Betts has missed 40 games, and it remains to be seen whether he’ll be durable deep into his contract, but let’s stop with the extremely selective statistical comparisons in a transparent attempt to justify trading a generational player.
Last year, Betts was second in the MVP race, first in the NL in WAR, and won a World Series, and he has an .887 OPS this year while excelling defensively and on the basepaths as usual.
You want to compare Verdugo with an ex-Red Sox outfielder, make it Andrew Benintendi, who has the exact same WAR (2.6) this season.
▪ Here’s something that simultaneously came to mind and blew my mind after reading Peter Abraham’s Sunday Baseball Notes item this week on Tony La Russa. The White Sox have the same person managing them now as they did on Opening Day 1981, when Carlton Fisk hit a three-run homer off Bob Stanley (was he involved in every lousy moment from 1978-86, or does it just seem that way?) in the eighth inning to defeat the Red Sox in his first game with the White Sox.

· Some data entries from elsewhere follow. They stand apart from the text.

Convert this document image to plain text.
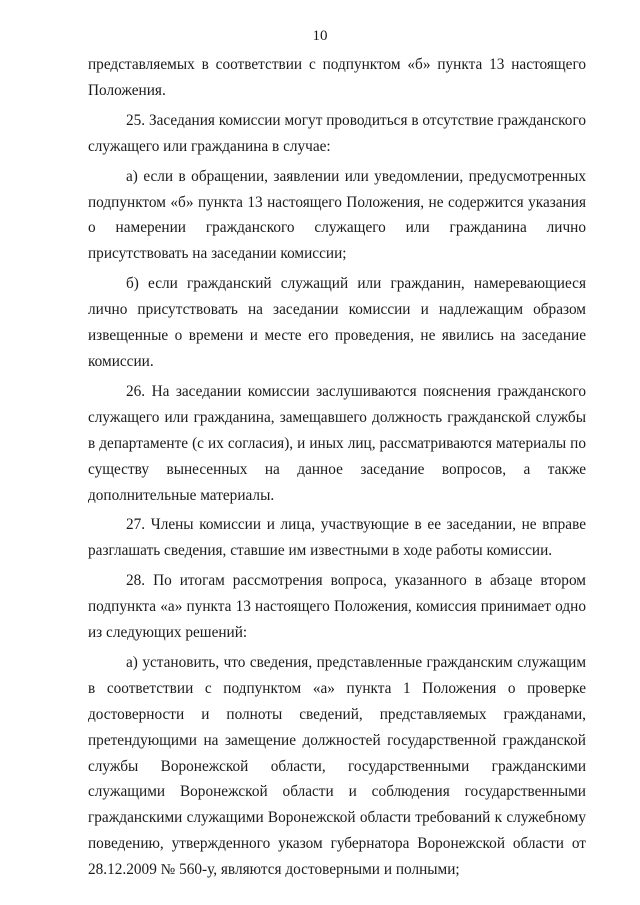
10

представляемых в соответствии с подпунктом «б» пункта 13 настоящего Положения.

25. Заседания комиссии могут проводиться в отсутствие гражданского служащего или гражданина в случае:

а) если в обращении, заявлении или уведомлении, предусмотренных подпунктом «б» пункта 13 настоящего Положения, не содержится указания о намерении гражданского служащего или гражданина лично присутствовать на заседании комиссии;

б) если гражданский служащий или гражданин, намеревающиеся лично присутствовать на заседании комиссии и надлежащим образом извещенные о времени и месте его проведения, не явились на заседание комиссии.

26. На заседании комиссии заслушиваются пояснения гражданского служащего или гражданина, замещавшего должность гражданской службы в департаменте (с их согласия), и иных лиц, рассматриваются материалы по существу вынесенных на данное заседание вопросов, а также дополнительные материалы.

27. Члены комиссии и лица, участвующие в ее заседании, не вправе разглашать сведения, ставшие им известными в ходе работы комиссии.

28. По итогам рассмотрения вопроса, указанного в абзаце втором подпункта «а» пункта 13 настоящего Положения, комиссия принимает одно из следующих решений:

а) установить, что сведения, представленные гражданским служащим в соответствии с подпунктом «а» пункта 1 Положения о проверке достоверности и полноты сведений, представляемых гражданами, претендующими на замещение должностей государственной гражданской службы Воронежской области, государственными гражданскими служащими Воронежской области и соблюдения государственными гражданскими служащими Воронежской области требований к служебному поведению, утвержденного указом губернатора Воронежской области от 28.12.2009 № 560-у, являются достоверными и полными;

Fisk was 33 then, and La Russa 36. Fisk is 73 now, and La Russa turns 77 on Oct. 4.
▪ Even if Guerrero wins the Triple Crown, the MVP has to be the Angels’ Shohei Ohtani. He has 44 homers, 23 stolen bases, a .952 OPS, 9 wins, a 3.28 ERA, and 146 strikeouts in 123⅓ innings. My favorite stat from his extraordinary two-way season? He has worked far more walks (77) than he’s allowed (44).
As baseball fans, we deserve to see Ohtani and Mike Trout play at least one full season together at the peak of their powers.
▪ The Red Sox have had their frustrating stretches, and some of their problems are self-inflicted, but they deserve a tip of the cap for being in a position to play meaningful games in late September in a season when most pegged them to be mediocre to lousy.
There are no more true pennant races, but the Red Sox, Blue Jays, and Yankees being within 2½ games of each other in pursuit of two wild-card slots is about as close as we get. This is going to be fun. It already is.